Summary

With funding from the U.S. Department of Health & Human Services (HRSA), ThinkWell aims to improve the performance and productivity of health facility professionals. Leveraging ThinkWell’s human resources for health (HRH) and health systems expertise, we support the Ministry of Health (MoH) to improve health workers’ performance by (i) testing new approaches and models for health worker allocation, (ii) contributing to the design of a strategy to improve performance, motivation, and management through a performance based financing mechanism appropriate to the national context and MoH objectives, and (iii) through a comprehensive site management approach, strengthen primary health care facility management to more efficiently and effectively meet changing service demands.

Breaking New Ground

In a three-pronged approach, the project:

  1. Developed and assisted the MoH to integrate a tool that calculates health facility HRH needs, based on service provision history and current staffing levels, into the annual district planning process
  2. Advocated for and supports the MoH to develop a strategy to improve performance through a MoH-led national performance-based financing mechanism
  3. Assists the MoH to develop a management and administrative procedures manual, develop staffing structure for high-volume primary care facilities in order to maximize efficiency, and enable them to more effectively meet changing demands

Challenges

In Mozambique, severe resource constraints in the health sector are exacerbated by misallocation of resources, poor management, and poor health worker motivation. Health worker production and allocation in Mozambique has historically been guided by health worker to population ratios at national, provincial, and district-levels and by standard health-team structures. Since similar sized populations may have different healthcare demands and health facilities may attend vastly different numbers of patients, this has led to staff allocations that don’t correspond to needs.

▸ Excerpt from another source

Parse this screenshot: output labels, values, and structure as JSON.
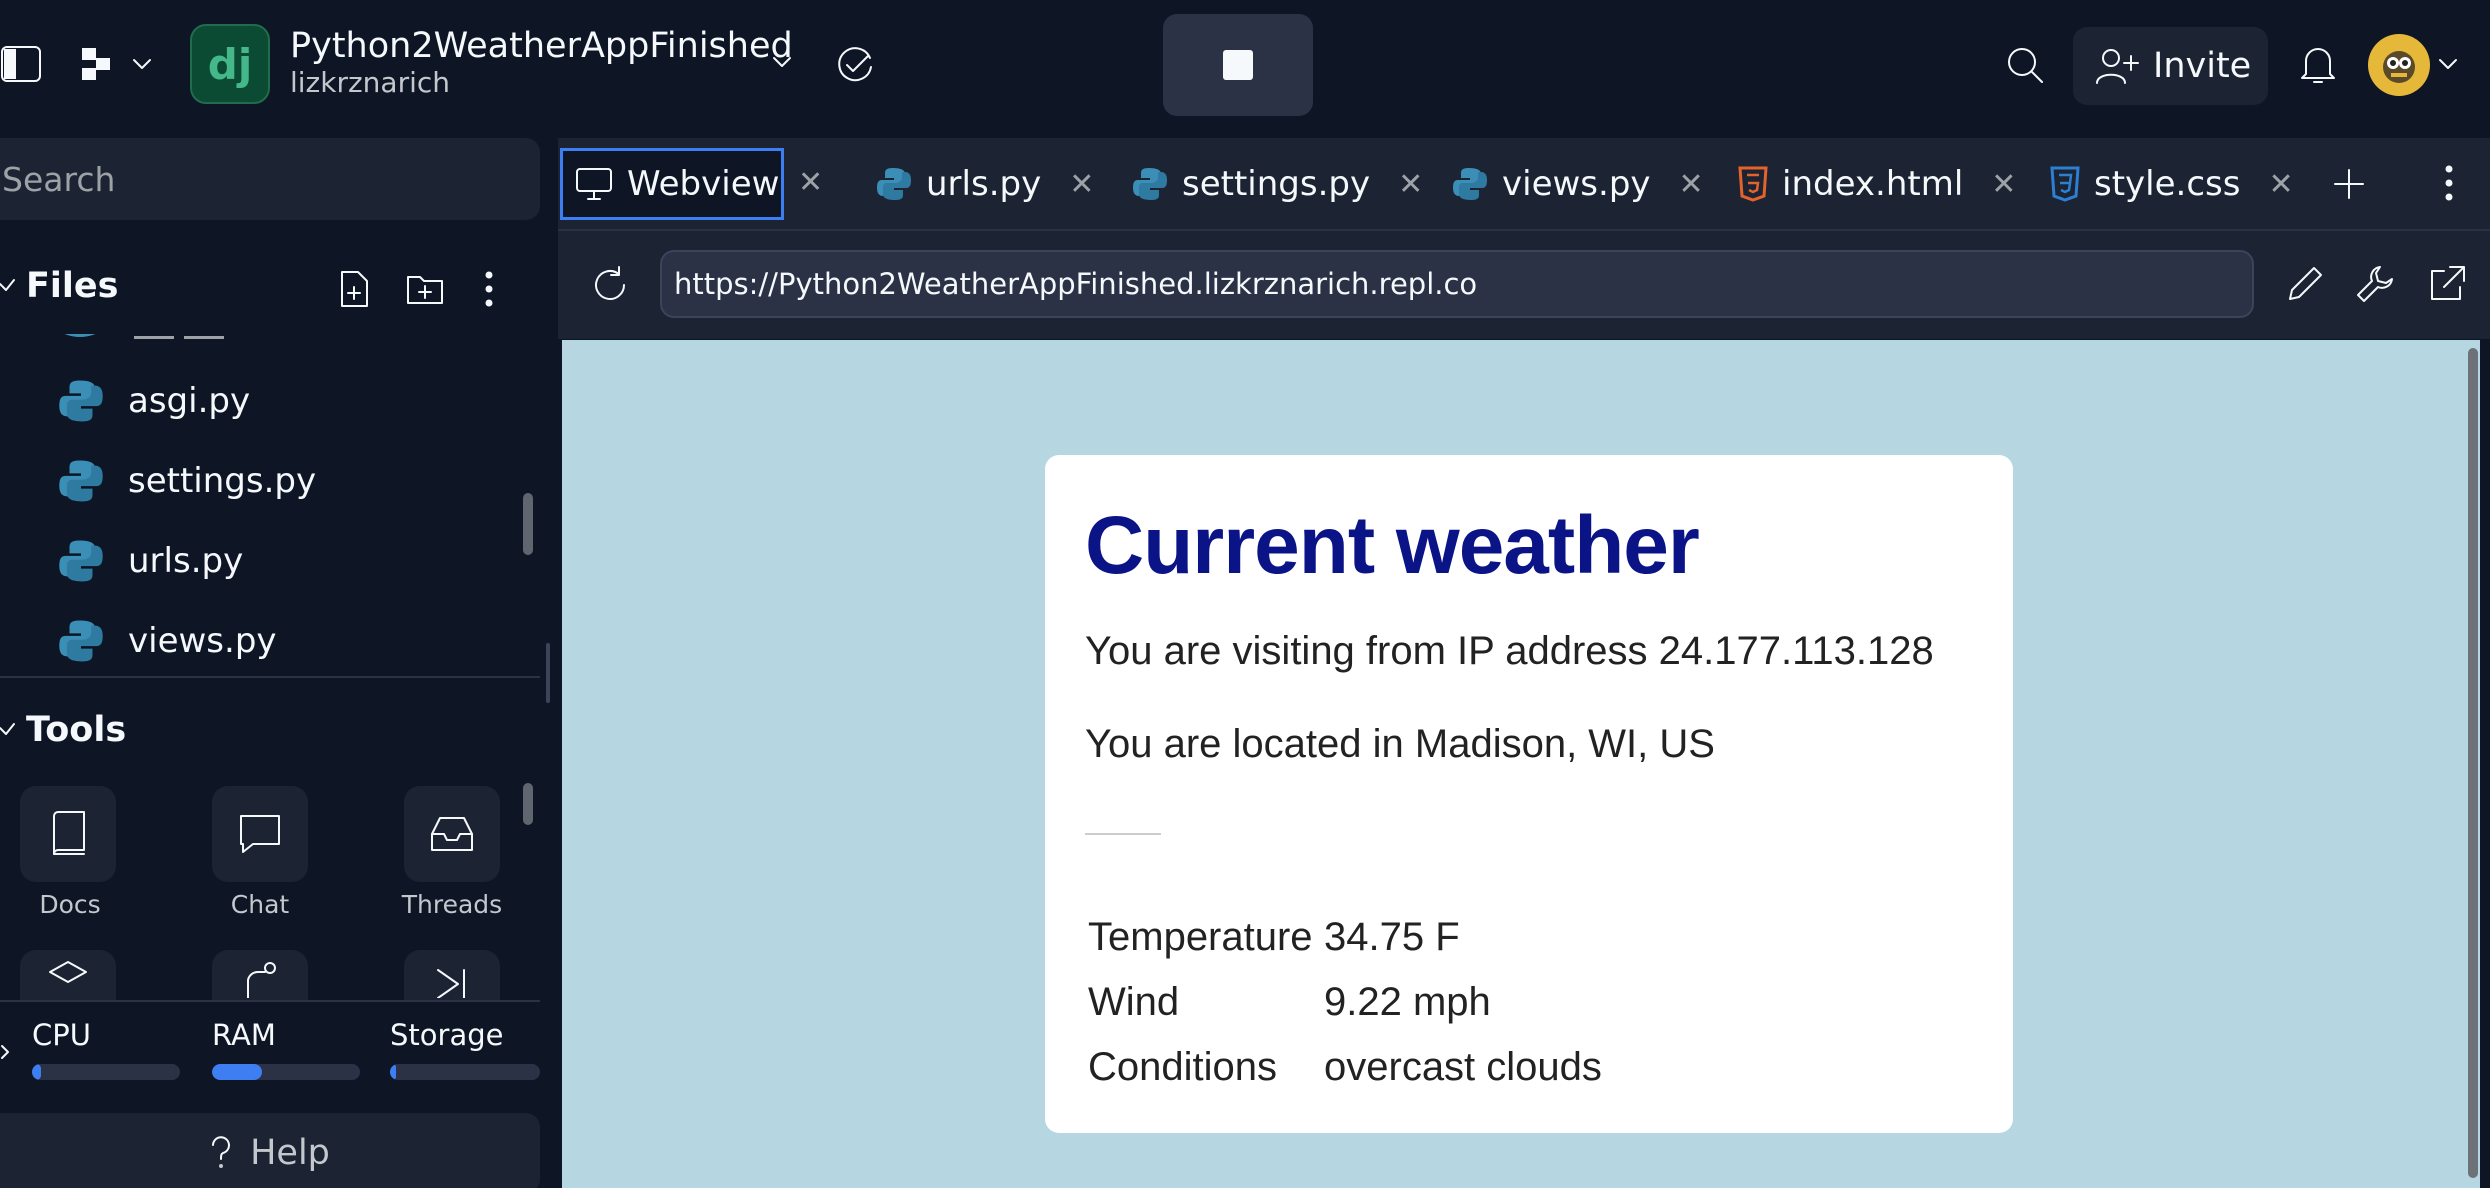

In addition, a combination of insufficient resources, remuneration, management structures that do not reward performance, highly centralized decision making, and poor HR management have resulted in highly demotivated and disempowered frontline health providers.

Finally, the health care demands placed on primary care facilities have dramatically increased and changed over the last 30 years due to the HIV pandemic and an ongoing decentralization process. Yet management structures, systems, and procedures have not kept pace. This has resulted in inefficiencies, poor quality of care, and long waiting times.

Approach

ThinkWell developed a human resource allocation tool that allows planners at all levels to manage the allocation of key health professionals at primary care facilities based on historical service provision and current staffing data. To ensure institutionalization and empower district-level decisionmakers, the project trained district human resource managers and chief medical officers from all provincial directorates and districts.

With the National Institute of Health, we convened a workshop for implementing partners to discuss and compare their approaches improve primary healthcare facility management. We are currently conducting a deep dive assessment of high-volume primary care facilities that will inform a management and administration procedures manual for primary healthcare facilities.

Results

The National Directorate of Human Resources (DRH) of the Ministry of Health adopted the HRH allocation tool and integrated it into the annual planning process (PESS) at the district-level to allow district health directorates to better recruit, allocate, reallocate, and plan HRH priorities. The MoH requested ThinkWell to provide technical support for the tool’s implementation. District-level staff who normally only input data for national health and human resource information systems now use data from these systems to make staff allocation decisions.